Nasza Loteria SR - pasek na kartach artykułów

Mecze z Anglią są wyjątkowe i niezapomniane [NAJWAŻNIEJSZE MOMENTY]

Rafał Musioł
Gary Lineker - nikt tak bardzo nie prześladował Polaków jak on
Gary Lineker - nikt tak bardzo nie prześladował Polaków jak on retiredfootballplayer.blogspot.com
Być może tylko Niemcy budzą wśród kibiców i samych piłkarzy więcej emocji. Ale to chyba ze spotkań z Anglikami mamy najwięcej wspomnień i momentów, jakie przeszły do historii polskiej piłki. Z 17. wspólnych starć biało-czerwonych z Lwami Albionu wybraliśmy dziesięć: pięć takich, które do dziś przywołują radość i pięć, które należą do kategorii koszmarów. Niestety, nie da się ukryć, że w tych ostatnich wybór był jednak szerszy, a w dodatku są one znacznie świeższej daty niż sukcesy. Oby po wtorkowym meczu na Stadionie Narodowym w Warszawie ta prawidłowość wreszcie uległa zmianie...

WSPOMNIENIA IN PLUS

1 Góra pieniędzy (1966). To był w ogóle pierwszy mecz Polaków z Anglikami i od razu na ich terenie. Konkretnie w Liverpoolu na słynnym Goodison Park. Polacy mieli być łatwym kąskiem dla gospodarzy, tymczasem to oni zdobyli pierwszą bramkę. Chociaż spotkanie skończyło się remisem, to Wyspiarze byli w takim szoku, że od razu chcieli kupić polskiego strzelca (Jerzego Sadka) do Evertonu. Za astronomiczną kwotę 100.000 funtów. Z transferu, głównie z powodów politycznych, nic jednak nie wyszło.

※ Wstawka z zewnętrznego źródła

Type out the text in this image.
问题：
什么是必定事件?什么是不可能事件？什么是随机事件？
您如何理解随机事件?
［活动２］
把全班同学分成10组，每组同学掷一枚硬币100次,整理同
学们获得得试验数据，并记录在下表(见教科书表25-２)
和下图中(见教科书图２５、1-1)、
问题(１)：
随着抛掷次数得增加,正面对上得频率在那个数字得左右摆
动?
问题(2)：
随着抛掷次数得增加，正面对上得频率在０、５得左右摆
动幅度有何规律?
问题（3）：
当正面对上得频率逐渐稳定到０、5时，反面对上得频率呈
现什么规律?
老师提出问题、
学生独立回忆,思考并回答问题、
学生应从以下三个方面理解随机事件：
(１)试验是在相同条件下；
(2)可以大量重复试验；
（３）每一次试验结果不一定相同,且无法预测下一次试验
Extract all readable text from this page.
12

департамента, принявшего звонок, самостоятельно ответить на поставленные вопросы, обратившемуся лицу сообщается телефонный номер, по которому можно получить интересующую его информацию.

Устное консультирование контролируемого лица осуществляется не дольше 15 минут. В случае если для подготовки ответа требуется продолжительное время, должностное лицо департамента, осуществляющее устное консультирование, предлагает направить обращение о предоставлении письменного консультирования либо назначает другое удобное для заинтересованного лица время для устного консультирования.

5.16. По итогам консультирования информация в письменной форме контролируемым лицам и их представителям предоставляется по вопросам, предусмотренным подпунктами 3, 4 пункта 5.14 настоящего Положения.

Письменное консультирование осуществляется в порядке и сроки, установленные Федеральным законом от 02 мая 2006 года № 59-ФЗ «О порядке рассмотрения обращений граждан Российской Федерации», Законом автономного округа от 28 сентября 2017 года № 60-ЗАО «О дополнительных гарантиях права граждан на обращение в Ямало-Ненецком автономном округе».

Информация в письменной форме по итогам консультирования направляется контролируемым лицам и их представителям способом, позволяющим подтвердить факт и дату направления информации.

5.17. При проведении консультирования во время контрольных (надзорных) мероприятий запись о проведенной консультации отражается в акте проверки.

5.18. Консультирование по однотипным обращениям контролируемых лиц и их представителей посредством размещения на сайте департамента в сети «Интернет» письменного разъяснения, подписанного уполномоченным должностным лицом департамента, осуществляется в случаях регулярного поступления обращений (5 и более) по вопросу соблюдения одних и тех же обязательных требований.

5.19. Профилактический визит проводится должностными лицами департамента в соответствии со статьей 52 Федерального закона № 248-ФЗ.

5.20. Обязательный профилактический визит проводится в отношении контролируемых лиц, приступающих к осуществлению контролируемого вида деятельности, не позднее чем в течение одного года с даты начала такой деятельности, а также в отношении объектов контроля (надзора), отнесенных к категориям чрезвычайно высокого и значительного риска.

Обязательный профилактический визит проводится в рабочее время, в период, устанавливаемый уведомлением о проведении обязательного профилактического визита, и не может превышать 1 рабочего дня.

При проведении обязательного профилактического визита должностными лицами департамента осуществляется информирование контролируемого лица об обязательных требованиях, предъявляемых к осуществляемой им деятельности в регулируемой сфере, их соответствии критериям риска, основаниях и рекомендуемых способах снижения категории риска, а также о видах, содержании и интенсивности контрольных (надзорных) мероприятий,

2 Śmiech z Moore'a. To wtedy wypełniony 90.000 kibiców Stadion Śląski ochrzczono Kotłem Czarownic. I to właśnie w nim jedyny raz w historii udało nam się "ugotować" Anglików, w dodatku także jedyny raz strzeliliśmy im więcej niż jedną bramkę. Jako pierwszy piłkę do siatki, strzałem z rzutu wolnego, posłał Robert Gadocha (chociaż decydujący wydawał się rykoszet od Jana Banasia lub Bobby Moore'a), jednak do historii przeszedł gol Włodzimierza Lubańskiego, który spostrzegł, że Bobby Moore bawi się piłką, więc do niego podbiegł, odebrał ją i w sytuacji sam na sam pewnie pokonał Petera Shiltona. Co ciekawe, Wyspiarze zagrali wtedy w żółtych koszulkach i wyglądali niemal jak Brazylijczycy.

3 Zeszła i weszła (1973). Ta historia z Wembley nie wymaga właściwie opisu. Wszyscy wiedzą, że do Jana Domarskiego podawał Grzegorz Lato, i że piłka przeszła pod brzuchem Shiltona. I że był to najsłynniejszy zwycięski remis w historii. A sam strzelec opowiadał o tym krótko "przyszła, naszła, zeszła i weszła".

4 Bohater Clown (1973). Właściwie jak wyżej, tyle, że po drugiej stronie boiska. Jan Tomaszewski, nazywany przez Anglików przed meczem "Clownem", po nim zamienił się w "Człowieka, który zatrzymał Anglię".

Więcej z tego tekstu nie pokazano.